Né en 1956 à Nantes, MARC CARO est un auteur de bandes dessinées qui a débuté dans la revue Metal Hurlant à la fin des années 70. Il publie également ses planches dans les magazines Fluide Glacial, Charlie Mensuel et L’Echo des Savanes). C’est aussi un musicien électronique (le groupe Parazite) et un cinéaste issu du cinéma d’animation et de la vidéo expérimentale. Il est connu pour avoir co-réalisé avec Jean-Pierre Jeunet (qu’il rencontre au Festival du Film d’animation d’Annecy en 1974) plusieurs courts-métrages, et les longs-métrages Delicatessen (1991, qui a obtenu de nombreux césars) et La Cité des enfants perdus (1995, présenté en ouverture du festival de Cannes).

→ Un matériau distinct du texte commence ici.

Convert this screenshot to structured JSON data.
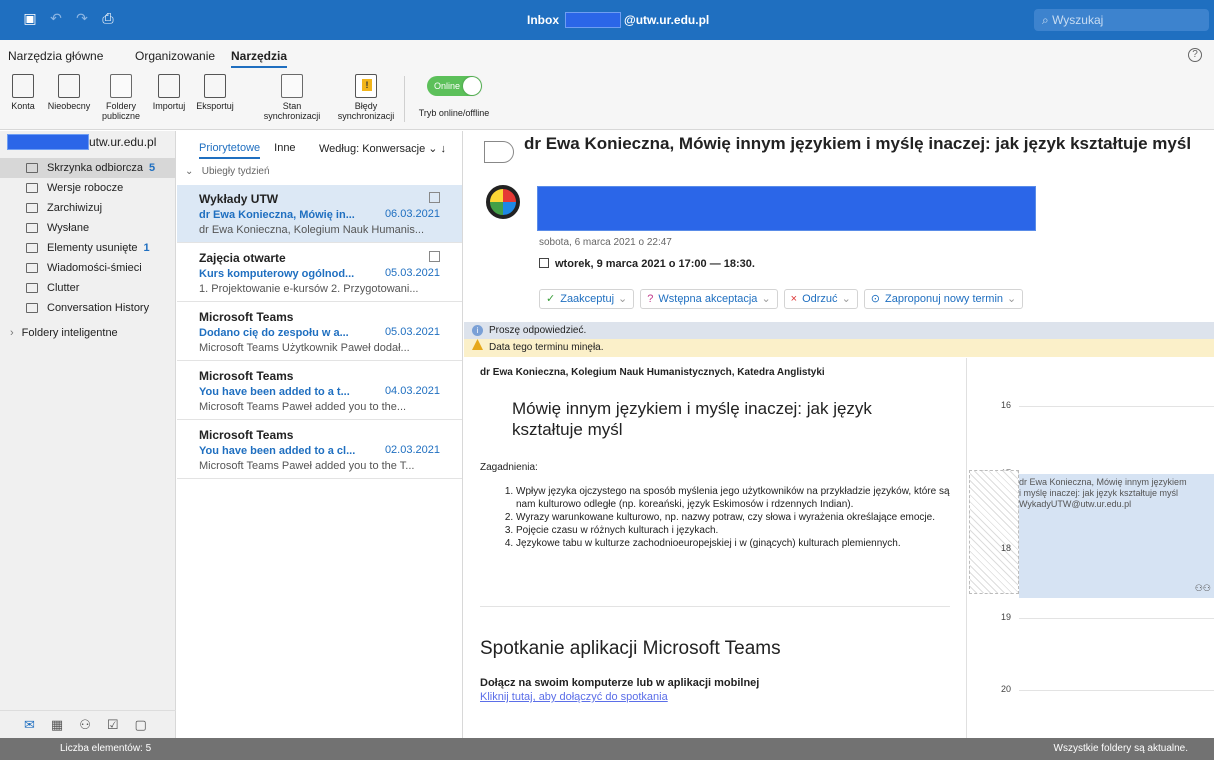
{
  "titlebar": {
    "title_prefix": "Inbox",
    "title_suffix": "@utw.ur.edu.pl",
    "search_placeholder": "Wyszukaj"
  },
  "ribbon": {
    "tabs": [
      "Narzędzia główne",
      "Organizowanie",
      "Narzędzia"
    ],
    "active_tab": "Narzędzia",
    "buttons": [
      {
        "line1": "Konta",
        "line2": "",
        "icon": "account-icon"
      },
      {
        "line1": "Nieobecny",
        "line2": "",
        "icon": "out-of-office-icon"
      },
      {
        "line1": "Foldery",
        "line2": "publiczne",
        "icon": "public-folders-icon"
      },
      {
        "line1": "Importuj",
        "line2": "",
        "icon": "import-icon"
      },
      {
        "line1": "Eksportuj",
        "line2": "",
        "icon": "export-icon"
      },
      {
        "line1": "Stan",
        "line2": "synchronizacji",
        "icon": "sync-status-icon"
      },
      {
        "line1": "Błędy",
        "line2": "synchronizacji",
        "icon": "sync-errors-icon"
      }
    ],
    "toggle_label": "Online",
    "toggle_caption": "Tryb online/offline"
  },
  "folders": {
    "account_suffix": "utw.ur.edu.pl",
    "items": [
      {
        "label": "Skrzynka odbiorcza",
        "count": "5",
        "icon": "inbox-icon"
      },
      {
        "label": "Wersje robocze",
        "count": "",
        "icon": "drafts-icon"
      },
      {
        "label": "Zarchiwizuj",
        "count": "",
        "icon": "archive-icon"
      },
      {
        "label": "Wysłane",
        "count": "",
        "icon": "sent-icon"
      },
      {
        "label": "Elementy usunięte",
        "count": "1",
        "icon": "trash-icon"
      },
      {
        "label": "Wiadomości-śmieci",
        "count": "",
        "icon": "junk-icon"
      },
      {
        "label": "Clutter",
        "count": "",
        "icon": "folder-icon"
      },
      {
        "label": "Conversation History",
        "count": "",
        "icon": "folder-icon"
      }
    ],
    "smart": "Foldery inteligentne"
  },
  "list": {
    "tabs": [
      "Priorytetowe",
      "Inne"
    ],
    "sort": "Według: Konwersacje",
    "group": "Ubiegły tydzień",
    "messages": [
      {
        "from": "Wykłady UTW",
        "subject": "dr Ewa Konieczna, Mówię in...",
        "date": "06.03.2021",
        "preview": "dr Ewa Konieczna, Kolegium Nauk Humanis..."
      },
      {
        "from": "Zajęcia otwarte",
        "subject": "Kurs komputerowy ogólnod...",
        "date": "05.03.2021",
        "preview": "1. Projektowanie e-kursów 2. Przygotowani..."
      },
      {
        "from": "Microsoft Teams",
        "subject": "Dodano cię do zespołu w a...",
        "date": "05.03.2021",
        "preview": "Microsoft Teams Użytkownik Paweł dodał..."
      },
      {
        "from": "Microsoft Teams",
        "subject": "You have been added to a t...",
        "date": "04.03.2021",
        "preview": "Microsoft Teams Paweł added you to the..."
      },
      {
        "from": "Microsoft Teams",
        "subject": "You have been added to a cl...",
        "date": "02.03.2021",
        "preview": "Microsoft Teams Paweł added you to the T..."
      }
    ]
  },
  "reading": {
    "subject": "dr Ewa Konieczna, Mówię innym językiem i myślę inaczej: jak język kształtuje myśl",
    "sent": "sobota, 6 marca 2021 o 22:47",
    "when": "wtorek, 9 marca 2021 o 17:00 — 18:30.",
    "actions": [
      "Zaakceptuj",
      "Wstępna akceptacja",
      "Odrzuć",
      "Zaproponuj nowy termin"
    ],
    "info": "Proszę odpowiedzieć.",
    "warning": "Data tego terminu minęła.",
    "author": "dr Ewa Konieczna, Kolegium Nauk Humanistycznych, Katedra Anglistyki",
    "heading": "Mówię innym językiem i myślę inaczej: jak język kształtuje myśl",
    "zagadnienia": "Zagadnienia:",
    "points": [
      "Wpływ języka ojczystego na sposób myślenia jego użytkowników na przykładzie języków, które są nam kulturowo odległe (np. koreański, język Eskimosów i rdzennych Indian).",
      "Wyrazy warunkowane kulturowo, np. nazwy potraw, czy słowa i wyrażenia określające emocje.",
      "Pojęcie czasu w różnych kulturach i językach.",
      "Językowe tabu w kulturze zachodnioeuropejskiej i w (ginących) kulturach plemiennych."
    ],
    "teams_title": "Spotkanie aplikacji Microsoft Teams",
    "teams_join": "Dołącz na swoim komputerze lub w aplikacji mobilnej",
    "teams_link": "Kliknij tutaj, aby dołączyć do spotkania"
  },
  "calendar": {
    "hours": [
      "16",
      "17",
      "18",
      "19",
      "20"
    ],
    "event_line1": "dr Ewa Konieczna, Mówię innym językiem",
    "event_line2": "i myślę inaczej: jak język kształtuje myśl",
    "event_line3": "WykadyUTW@utw.ur.edu.pl"
  },
  "status": {
    "left": "Liczba elementów: 5",
    "right": "Wszystkie foldery są aktualne."
  },
  "colors": {
    "accent": "#1f6fc0",
    "redaction": "#2b66e8"
  }
}
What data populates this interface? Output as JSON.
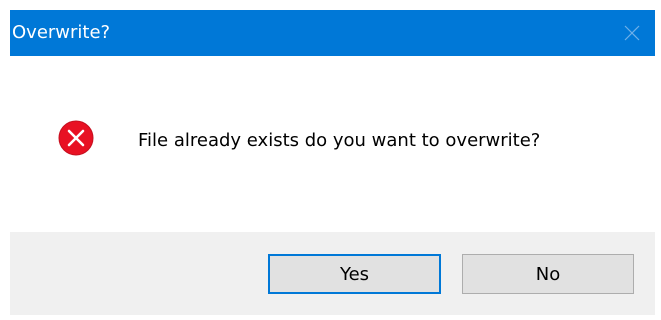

Il a réalisé plusieurs courts métrages en solo (Rude Raid, 1985, La Concierge est dans l’escalier (1987)…), le long métrage Dante 01 (2008) ainsi qu’un documentaire sur les robots au Japon (Astroboy à Roboland, 2008).

On lui doit aussi affiches, musiques et décors pour les chorégraphes Régine Chopinot et Philippe Decouflé, ainsi que la direction artistique de nombreux films, parmi lesquels Alien Resurection (1997) de Jean-Pierre Jeunet, Blueberry (2004) de Jan Kounen, et Enter the Void (2009) de Gaspar Noé.

*

JEAN-PIERRE JEUNET

« Dans tous les films que nous avons faits ensemble ou séparément, Marc Caro et moi-même, les objets ont toujours eu une place prépondérante. Marionnettes articulées pour les films d’animation, Machines Steampunk, costumes baroques, Aliens géants, objets emblématiques comme le cahier de photomaton d’Amélie, sans compter les storyboards, dessins de décors, BD et illustrations de Marc Caro… Tant d’objets qui traînaient dans mon bureau que je décidai de les partager. Le choix de la Halle Saint Pierre a été comme une évidence. Musée d’un art populaire non prétentieux… Situé à quelques mètres de là où Nino Quincampoix pourchassait Amélie dans les jardins du Sacré Cœur… C’est à la Halle Saint Pierre que j’ai découvert Jephan de Villiers, Ronan-Jim Sévellec, Charles Matton, Gilbert Peyre, que j’ai admiré les œuvres de Giger, guide spirituel de mon « Alien »… artistes que je collectionne, et qui font le pont entre l’art « singulier » et nos films, qui ne sont pas moins, du moins je l’espère… singuliers. »

Jean-Pierre JEUNET

Jean-Pierre est né le 3 septembre 1953, à Roanne. Longtemps enfant unique, il développe très vite son propre univers et c’est la caméra Super 8 apportée un jour par un ami de ses parents qui lui montre une voie qui pourrait être la sienne. Véritable autodidacte, il commence par réaliser des films d’animation L’Evasion, Le Manège, avec des personnages sculptés par Marc Caro, puis Pas de Repos pour Billy Brakko d’après une BD du même Caro. Ces films de court métrage commencent à faire parler de lui et à glaner de multiples récompenses en France et à l’étranger. Ensemble, toujours, ils réalisent Le Bunker de La Dernière Rafale, court métrage culte de science-fiction,  qui passera en première partie d’Eraserhead de David Lynch dans une salle parisienne durant six années. En 1989, il réalise seul Foutaises avec, déjà, son acteur fétiche Dominique Pinon, et gagnera une cinquantaine de prix dont le César du meilleur court métrage.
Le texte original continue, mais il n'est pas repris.